Years later, she started picking up the dolls in secondhand shops and antique stores, because for some reason she just couldn't pass them by. It wasn't exactly an obsession at first. She figures she owned 20 or 30 until the late 1980s, when the dolls enjoyed a resurgence.
Suddenly trolls were everywhere, and Groom's passion went into overdrive.
Her collection mushroomed. She even bought out the inventory of Trolling Around, a former museum and gift shop in Whitman, Mass., and part of the collection of its owner, Lisa Kerner.
"First it was a few shelves," she said. "Then the shelves got overfilled. Then it was a troll room."
Now it's an entire museum, which Groom shows to visitors while costumed as a huldra, an alluring female troll from Norwegian mythology.
Groom's collection is housed in two buildings, one of which displays newer trolls and associated artifacts. There's a scene of a girl's bedroom from the late 1980s, complete with troll sheets, a troll chair, troll wall hangings and a troll Barbie. There are troll pencils and cologne and fruit snacks. There are troll dolls that resemble celebrities (curiously advertised as "anatomically correct") and trolls that stick out their tongues or make rude body noises when you squeeze their bellies.

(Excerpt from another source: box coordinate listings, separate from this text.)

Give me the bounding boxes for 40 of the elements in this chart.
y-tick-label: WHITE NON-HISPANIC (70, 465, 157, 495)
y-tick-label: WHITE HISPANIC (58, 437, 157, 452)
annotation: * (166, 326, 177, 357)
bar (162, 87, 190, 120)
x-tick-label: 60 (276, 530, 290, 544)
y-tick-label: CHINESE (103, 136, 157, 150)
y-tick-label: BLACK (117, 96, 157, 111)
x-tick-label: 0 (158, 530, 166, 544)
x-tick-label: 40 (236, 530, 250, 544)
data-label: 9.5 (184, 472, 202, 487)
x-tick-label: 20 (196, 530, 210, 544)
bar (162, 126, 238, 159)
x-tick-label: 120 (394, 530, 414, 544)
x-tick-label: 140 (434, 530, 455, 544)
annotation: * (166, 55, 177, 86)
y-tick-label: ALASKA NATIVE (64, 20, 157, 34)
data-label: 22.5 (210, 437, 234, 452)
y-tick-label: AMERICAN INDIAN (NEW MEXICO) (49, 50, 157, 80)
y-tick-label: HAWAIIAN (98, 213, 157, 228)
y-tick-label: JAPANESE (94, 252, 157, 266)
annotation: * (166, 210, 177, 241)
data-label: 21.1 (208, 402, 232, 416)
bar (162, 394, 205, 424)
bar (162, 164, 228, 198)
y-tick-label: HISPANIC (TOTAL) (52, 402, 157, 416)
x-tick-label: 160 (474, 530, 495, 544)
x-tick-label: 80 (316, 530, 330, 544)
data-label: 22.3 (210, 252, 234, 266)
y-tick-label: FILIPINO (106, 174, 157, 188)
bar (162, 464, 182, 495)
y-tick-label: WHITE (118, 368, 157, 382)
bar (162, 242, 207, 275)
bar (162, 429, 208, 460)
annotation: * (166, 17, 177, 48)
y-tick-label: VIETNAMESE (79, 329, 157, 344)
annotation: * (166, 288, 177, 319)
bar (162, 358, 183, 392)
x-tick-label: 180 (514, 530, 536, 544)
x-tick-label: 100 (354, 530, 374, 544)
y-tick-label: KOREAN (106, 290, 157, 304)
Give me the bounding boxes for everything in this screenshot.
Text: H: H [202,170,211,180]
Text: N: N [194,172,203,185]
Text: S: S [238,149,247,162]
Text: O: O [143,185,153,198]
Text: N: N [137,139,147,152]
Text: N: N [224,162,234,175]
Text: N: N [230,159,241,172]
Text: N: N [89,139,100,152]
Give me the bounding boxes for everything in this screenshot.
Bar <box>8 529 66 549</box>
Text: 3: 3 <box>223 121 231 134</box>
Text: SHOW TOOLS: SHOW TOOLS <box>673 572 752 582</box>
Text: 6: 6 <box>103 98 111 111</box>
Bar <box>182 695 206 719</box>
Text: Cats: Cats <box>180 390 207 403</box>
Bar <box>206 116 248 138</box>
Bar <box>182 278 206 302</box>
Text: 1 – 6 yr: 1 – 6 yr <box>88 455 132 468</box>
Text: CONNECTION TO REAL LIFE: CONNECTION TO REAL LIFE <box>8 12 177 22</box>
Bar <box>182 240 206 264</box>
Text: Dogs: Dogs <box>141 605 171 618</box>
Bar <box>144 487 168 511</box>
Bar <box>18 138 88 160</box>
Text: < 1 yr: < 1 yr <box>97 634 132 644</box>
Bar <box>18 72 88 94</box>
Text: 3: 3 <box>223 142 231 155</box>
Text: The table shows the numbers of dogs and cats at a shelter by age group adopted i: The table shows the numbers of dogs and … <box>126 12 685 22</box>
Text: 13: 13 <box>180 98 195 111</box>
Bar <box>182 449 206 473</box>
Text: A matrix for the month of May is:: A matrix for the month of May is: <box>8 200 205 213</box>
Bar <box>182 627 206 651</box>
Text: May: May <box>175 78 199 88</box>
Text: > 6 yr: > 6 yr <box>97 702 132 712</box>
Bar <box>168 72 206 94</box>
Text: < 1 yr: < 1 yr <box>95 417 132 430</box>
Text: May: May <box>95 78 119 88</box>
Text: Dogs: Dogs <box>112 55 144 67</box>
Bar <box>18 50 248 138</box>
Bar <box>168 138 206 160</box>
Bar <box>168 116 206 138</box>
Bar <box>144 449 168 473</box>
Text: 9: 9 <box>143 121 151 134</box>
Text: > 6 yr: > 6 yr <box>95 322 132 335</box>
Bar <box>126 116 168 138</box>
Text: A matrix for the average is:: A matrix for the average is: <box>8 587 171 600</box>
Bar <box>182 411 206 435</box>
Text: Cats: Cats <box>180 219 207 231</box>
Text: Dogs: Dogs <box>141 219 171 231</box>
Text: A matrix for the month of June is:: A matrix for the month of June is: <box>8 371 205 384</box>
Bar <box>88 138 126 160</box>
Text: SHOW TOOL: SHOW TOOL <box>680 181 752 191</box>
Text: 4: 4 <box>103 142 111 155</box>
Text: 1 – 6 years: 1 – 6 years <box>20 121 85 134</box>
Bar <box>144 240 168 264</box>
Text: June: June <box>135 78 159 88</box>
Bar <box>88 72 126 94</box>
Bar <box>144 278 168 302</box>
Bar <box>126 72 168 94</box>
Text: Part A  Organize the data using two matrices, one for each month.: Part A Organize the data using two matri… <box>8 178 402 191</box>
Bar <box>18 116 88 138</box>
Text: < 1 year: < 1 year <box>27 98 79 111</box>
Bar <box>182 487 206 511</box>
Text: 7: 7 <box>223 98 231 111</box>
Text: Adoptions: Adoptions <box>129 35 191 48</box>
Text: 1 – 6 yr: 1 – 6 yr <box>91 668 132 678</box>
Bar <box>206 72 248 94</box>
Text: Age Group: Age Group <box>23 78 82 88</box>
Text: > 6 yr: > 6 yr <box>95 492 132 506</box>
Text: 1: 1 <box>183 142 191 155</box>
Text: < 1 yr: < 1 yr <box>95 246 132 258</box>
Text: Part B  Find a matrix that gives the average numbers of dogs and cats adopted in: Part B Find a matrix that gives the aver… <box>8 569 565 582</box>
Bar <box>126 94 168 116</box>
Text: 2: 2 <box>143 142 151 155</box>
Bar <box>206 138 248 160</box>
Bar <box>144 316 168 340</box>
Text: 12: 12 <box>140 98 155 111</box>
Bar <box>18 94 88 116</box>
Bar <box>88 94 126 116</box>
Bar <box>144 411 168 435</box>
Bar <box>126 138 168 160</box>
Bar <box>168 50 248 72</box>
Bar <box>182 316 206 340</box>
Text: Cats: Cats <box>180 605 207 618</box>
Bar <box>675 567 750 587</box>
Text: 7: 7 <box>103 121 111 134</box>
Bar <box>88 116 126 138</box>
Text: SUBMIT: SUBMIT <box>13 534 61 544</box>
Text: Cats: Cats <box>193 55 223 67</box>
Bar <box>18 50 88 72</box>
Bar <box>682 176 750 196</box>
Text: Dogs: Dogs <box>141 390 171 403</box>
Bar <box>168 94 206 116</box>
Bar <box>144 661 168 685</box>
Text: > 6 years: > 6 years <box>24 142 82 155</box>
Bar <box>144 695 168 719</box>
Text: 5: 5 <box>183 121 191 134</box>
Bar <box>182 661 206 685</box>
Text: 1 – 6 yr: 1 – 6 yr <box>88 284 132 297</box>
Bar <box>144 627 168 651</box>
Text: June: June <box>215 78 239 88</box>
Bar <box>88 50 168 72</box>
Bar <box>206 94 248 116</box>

There's even an X-rated troll. "We keep him in the box," Jay Groom said.
The heart of the collection, however, is in a separate building guarded by troll figures inspired by Norwegian folklore, which occupy a mountain sculpture outside the door. The artwork was created by Akron landscape sculptor Mark "Rockman" Miller, who also created a number of other displays in the museum as well as a pair of trolls that decorate the museum's facade.
Inside the building, shelves and display cases are filled with troll dolls, no two of them alike. They all share the features made famous by the dolls' originator, Danish woodcutter Thomas Dam: broad face, pug nose, beady eyes and shocks of long, fuzzy hair, often in vibrant colors.